Guy in resort gave me 4 sea trout fillets.

I dont bbq too much fish.


----------



## nimrod (Jan 22, 2021)

Sea Trout is mighty fine eating fish. Best oven baked rather than smoked. Its not a fatty fish.
We just caught a mess of Spanish Mackerel, had a few fillets for dinner and the rest are in the smoker.
Enjoy!


----------



## HalfSmoked (Jan 22, 2021)

Most of our fish is breaded and fried.
We just mix Old Bay into flour and dust the filets.

Warren


----------



## BrianGSDTexoma (Jan 22, 2021)

That a nice bunch of fish.  Blacken my favorite.  I just give fish a nice coat of Blacken seasoning.  I start pan medium hot than when about 375 put a Tablespoon or so of Coconut Oil or oil of your choice in pan.  I don't get as hot as most people.  Put fish in and turn down to about medium.  Fry until about 145.  Does not hurt to turn fish over couple times.


----------



## CFLJOHN512 (Jan 22, 2021)

Oh man. Great eating.   I catch em year round here in FL.   Soak in lemon juice for 10 mins, dredge in seasoned flour, then in eggs, then in a mix of crushed saltines and Parmesan. Pan fry it up for the best fish you’ll ever eat.


----------



## TNJAKE (Jan 22, 2021)

Brian Trommater said:


> That a nice bunch of fish.  Blacken my favorite.  I just give fish a nice coat of Blacken seasoning.  I start pan medium hot than when about 375 put a Tablespoon or so of Coconut Oil or oil of your choice in pan.  I don't get as hot as most people.  Put fish in and turn down to about medium.  Fry until about 145.  Does not hurt to turn fish over couple times.

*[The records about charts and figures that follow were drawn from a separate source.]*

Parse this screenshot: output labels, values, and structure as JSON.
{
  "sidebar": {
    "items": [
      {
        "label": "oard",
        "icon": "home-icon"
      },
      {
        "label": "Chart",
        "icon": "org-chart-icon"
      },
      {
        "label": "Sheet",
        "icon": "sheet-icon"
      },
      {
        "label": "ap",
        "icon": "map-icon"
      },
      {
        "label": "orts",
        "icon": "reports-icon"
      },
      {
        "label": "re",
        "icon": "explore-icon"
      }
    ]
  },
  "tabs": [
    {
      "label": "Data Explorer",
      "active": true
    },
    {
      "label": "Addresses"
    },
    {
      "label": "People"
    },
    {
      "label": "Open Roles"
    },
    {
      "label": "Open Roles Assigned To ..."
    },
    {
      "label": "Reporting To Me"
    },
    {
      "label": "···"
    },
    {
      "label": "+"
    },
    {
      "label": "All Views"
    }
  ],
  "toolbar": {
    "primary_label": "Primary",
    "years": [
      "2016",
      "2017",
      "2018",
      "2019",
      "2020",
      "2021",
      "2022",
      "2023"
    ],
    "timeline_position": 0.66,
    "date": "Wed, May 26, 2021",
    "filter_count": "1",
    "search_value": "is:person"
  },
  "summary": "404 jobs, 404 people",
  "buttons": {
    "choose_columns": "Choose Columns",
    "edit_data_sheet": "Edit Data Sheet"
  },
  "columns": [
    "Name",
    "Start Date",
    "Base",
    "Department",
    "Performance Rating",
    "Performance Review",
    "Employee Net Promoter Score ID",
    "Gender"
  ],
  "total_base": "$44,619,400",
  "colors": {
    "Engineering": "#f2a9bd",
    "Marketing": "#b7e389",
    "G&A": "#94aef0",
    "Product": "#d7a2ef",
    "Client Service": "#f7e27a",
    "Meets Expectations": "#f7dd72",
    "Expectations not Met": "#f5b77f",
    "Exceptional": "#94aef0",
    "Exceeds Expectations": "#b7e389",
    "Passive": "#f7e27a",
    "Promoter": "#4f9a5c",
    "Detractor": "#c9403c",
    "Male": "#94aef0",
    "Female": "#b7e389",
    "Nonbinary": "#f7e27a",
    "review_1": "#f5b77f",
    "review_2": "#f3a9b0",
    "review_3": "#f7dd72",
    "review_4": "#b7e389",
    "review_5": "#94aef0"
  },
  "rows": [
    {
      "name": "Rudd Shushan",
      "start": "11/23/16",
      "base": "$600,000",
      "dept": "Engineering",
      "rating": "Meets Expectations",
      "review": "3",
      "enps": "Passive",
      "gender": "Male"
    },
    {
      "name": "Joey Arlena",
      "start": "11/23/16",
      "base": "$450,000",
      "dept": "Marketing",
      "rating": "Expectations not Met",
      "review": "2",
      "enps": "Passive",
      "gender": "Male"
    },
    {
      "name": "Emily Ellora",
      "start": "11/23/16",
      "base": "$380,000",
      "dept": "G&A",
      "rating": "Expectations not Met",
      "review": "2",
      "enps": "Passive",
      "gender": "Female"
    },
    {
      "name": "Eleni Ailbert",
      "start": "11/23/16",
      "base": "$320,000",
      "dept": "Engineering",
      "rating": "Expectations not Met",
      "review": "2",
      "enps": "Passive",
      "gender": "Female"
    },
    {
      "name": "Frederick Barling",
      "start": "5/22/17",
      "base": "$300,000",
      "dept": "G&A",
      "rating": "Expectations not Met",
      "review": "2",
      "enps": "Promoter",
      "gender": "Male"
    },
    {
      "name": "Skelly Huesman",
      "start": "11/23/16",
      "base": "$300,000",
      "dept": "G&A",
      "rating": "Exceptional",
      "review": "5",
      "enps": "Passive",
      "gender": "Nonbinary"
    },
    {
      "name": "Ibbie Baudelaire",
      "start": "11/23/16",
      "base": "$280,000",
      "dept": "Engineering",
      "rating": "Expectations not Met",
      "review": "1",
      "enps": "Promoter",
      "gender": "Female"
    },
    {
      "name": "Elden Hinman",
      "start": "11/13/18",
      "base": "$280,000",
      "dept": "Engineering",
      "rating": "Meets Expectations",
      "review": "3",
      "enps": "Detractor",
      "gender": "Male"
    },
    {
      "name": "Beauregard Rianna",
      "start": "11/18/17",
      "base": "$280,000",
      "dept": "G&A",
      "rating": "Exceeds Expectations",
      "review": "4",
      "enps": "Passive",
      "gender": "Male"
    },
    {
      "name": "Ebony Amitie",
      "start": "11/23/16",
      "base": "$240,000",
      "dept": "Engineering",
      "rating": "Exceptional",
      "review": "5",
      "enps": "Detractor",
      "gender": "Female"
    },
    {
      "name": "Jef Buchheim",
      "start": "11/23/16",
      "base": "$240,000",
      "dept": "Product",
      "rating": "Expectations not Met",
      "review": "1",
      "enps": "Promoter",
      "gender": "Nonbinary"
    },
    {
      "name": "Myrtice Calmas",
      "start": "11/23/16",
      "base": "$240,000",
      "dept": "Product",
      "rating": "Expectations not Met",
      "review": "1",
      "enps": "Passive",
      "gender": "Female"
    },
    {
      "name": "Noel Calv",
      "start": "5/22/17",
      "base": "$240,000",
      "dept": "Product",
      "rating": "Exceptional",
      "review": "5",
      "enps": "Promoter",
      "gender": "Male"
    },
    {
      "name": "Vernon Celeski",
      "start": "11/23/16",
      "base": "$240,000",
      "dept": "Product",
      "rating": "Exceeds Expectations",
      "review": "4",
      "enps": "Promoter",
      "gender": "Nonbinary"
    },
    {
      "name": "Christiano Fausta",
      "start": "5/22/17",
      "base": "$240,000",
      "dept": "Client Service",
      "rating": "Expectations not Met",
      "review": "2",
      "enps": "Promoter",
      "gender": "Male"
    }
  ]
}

Key to blackening is first dipping your filets in melted butter. Then hit with seasoning and straight on the cast iron


----------



## BrianGSDTexoma (Jan 23, 2021)

TNJAKE said:


> Key to blackening is first dipping your filets in melted butter. Then hit with seasoning and straight on the cast iron


That way seemed to smoke a lot.  I started just seasoning without any oil or butter on fish and they turn out good, maybe not exactly blackened but real moist and tasty.  I don't have an exhaust vent.


----------



## HalfSmoked (Jan 23, 2021)

Yup I can go for blacken fish. Especially blacken catfish filets.

Warren


----------



## HalfSmoked (Jan 23, 2021)

Thanks for the like Ray it is appreciated.

Warren


----------



## 1MoreFord (Jan 24, 2021)

Yes, a proper blackening is done outside with a little breeze or under a commercial vent-a-hood.


----------